僕らのチームは良くも悪くも、雰囲気の妙な浮き沈みがない。それでも負けていたときは飛び交う言葉がネガティブな響きを帯びていたのが、心なしかポジティブなものが増えている。
残り数試合に2006年以来の昇格が懸かる。「ここで逃せばもったいない」と力が入り、特別なことをしようと思いがちだ。J1優勝やアジア王者を懸けた決戦もそうだろう。でも肝心なのは「特別なことをしない」ことじゃないかな。
横浜FCはリーグ大詰めの11月のホーム戦から、前泊を敢行している。前夜も試合の一部、そこから戦いは始まるんだ、と士気を高める意味合い。ブラジルではどんな小さいクラブにもこの前泊の文化がある。
こうして僕らが前夜を明かすのは広大な豪華ホテルで、食事会場がどこか分からず、迷ってしまった。朝食からしていつもとは違うから、「やっぱりいいホテルのパスタはうまいな」と朝から食べ過ぎちゃったり。
さらにこの終盤戦は特別ボーナスが出る。勝てば出場選手だけでなく全員にボーナス、ゴールならもうひと弾み。これがなかなかの額。……思い切り、特別なことをしちゃっているね。
試合に勝つとお金がもらえ、もう1つ勝てば倍に、と雪だるま式に報酬が膨らめば選手も「もっともっと」と上を目指すようになるのは事実。ただし決戦へのアプローチひとつをみても、これが正解と定まったものはない。緊張感をみなぎらせて臨み、勝てばその緊張感が「素晴らしい」と称賛されても、負ければ「むやみにピリピリしすぎた」となる。「ニンジン作戦様々だ」となるのか「ニンジン頼みしかできないのか」と評されるかは、結果次第でもあるからね。

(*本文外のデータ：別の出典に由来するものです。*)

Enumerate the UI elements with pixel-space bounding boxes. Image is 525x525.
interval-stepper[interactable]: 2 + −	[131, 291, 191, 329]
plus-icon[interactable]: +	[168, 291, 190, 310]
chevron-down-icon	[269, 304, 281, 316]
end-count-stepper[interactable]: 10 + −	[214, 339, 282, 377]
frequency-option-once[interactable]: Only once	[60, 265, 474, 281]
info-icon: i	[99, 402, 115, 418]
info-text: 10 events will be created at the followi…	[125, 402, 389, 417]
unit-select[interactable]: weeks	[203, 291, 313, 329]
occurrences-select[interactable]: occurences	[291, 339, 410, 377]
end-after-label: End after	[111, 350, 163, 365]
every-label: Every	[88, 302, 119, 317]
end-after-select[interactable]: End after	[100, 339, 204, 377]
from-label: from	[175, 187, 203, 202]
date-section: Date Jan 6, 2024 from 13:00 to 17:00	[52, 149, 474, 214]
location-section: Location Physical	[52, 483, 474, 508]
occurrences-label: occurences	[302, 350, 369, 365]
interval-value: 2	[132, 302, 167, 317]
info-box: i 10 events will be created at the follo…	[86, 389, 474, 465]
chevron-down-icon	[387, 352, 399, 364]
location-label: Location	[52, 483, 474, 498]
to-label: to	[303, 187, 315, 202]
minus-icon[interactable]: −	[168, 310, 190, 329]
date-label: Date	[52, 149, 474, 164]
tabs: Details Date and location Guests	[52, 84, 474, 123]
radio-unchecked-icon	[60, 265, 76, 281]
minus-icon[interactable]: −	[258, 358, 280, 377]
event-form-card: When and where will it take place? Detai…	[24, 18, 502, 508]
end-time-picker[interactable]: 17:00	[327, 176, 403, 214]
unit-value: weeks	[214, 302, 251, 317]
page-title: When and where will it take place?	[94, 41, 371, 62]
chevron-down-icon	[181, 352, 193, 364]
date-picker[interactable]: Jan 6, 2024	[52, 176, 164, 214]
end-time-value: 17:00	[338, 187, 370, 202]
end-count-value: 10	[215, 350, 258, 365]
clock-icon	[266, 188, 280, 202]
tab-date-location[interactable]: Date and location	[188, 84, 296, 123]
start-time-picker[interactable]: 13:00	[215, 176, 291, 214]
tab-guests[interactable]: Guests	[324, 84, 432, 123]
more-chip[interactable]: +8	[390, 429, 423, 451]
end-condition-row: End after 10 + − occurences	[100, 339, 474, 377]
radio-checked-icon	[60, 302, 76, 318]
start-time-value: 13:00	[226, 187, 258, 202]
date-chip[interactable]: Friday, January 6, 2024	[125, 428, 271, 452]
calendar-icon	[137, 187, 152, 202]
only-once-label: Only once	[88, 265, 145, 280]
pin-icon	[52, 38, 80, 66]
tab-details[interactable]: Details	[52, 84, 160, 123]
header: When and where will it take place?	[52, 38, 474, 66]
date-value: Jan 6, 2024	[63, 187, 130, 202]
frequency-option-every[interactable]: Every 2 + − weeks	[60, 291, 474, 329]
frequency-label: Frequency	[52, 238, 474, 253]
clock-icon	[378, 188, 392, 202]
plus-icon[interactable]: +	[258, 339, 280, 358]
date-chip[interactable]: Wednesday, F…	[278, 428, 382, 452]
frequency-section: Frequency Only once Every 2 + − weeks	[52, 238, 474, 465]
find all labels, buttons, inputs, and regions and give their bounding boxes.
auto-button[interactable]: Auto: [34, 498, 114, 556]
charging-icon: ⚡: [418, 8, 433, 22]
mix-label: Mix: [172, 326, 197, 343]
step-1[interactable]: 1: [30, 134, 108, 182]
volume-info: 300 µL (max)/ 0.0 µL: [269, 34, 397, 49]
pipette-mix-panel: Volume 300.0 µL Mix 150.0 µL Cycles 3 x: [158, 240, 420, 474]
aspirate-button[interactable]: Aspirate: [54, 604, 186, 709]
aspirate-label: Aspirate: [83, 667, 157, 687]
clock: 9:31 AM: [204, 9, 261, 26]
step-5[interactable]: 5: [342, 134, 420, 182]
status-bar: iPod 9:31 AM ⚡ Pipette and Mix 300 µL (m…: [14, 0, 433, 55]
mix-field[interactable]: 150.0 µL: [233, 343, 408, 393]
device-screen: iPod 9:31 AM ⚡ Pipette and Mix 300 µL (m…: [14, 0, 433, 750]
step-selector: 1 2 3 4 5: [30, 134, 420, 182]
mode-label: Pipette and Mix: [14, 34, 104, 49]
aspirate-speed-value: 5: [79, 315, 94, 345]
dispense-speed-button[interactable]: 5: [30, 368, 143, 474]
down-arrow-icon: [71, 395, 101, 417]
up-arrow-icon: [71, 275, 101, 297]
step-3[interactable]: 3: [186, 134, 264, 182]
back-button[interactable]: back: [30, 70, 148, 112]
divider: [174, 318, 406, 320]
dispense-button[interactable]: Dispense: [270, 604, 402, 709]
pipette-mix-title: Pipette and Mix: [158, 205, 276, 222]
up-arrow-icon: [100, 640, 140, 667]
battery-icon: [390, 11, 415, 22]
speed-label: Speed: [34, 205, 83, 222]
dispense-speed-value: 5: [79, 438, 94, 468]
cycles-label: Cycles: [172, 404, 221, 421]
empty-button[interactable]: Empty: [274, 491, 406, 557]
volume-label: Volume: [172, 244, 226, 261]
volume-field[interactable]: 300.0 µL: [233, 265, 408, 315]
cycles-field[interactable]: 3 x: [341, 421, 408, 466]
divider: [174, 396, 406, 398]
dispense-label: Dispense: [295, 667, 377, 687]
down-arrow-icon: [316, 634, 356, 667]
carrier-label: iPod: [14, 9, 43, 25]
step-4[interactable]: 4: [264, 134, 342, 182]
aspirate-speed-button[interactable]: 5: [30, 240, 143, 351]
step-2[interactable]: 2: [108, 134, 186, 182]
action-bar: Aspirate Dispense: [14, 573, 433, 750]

そもそも決戦というのは変に気張らなくても自然と気が高ぶるもの。いつも以上に観客が入り、特別感が出て、ニンジンでなくとも力が入る。だから選手自身は特別に何かをしなくてもいいんです。心がけるのはいつも通りの、いい準備。
そのうえで集中力は途切らせず、心を研ぎ澄ます。僕もいつでも出場できるよう準備を尽くし、仲間たちの雰囲気に気を配り、出たならば何かしらの貢献を果たす。そうやって普段通り、自分を整えています。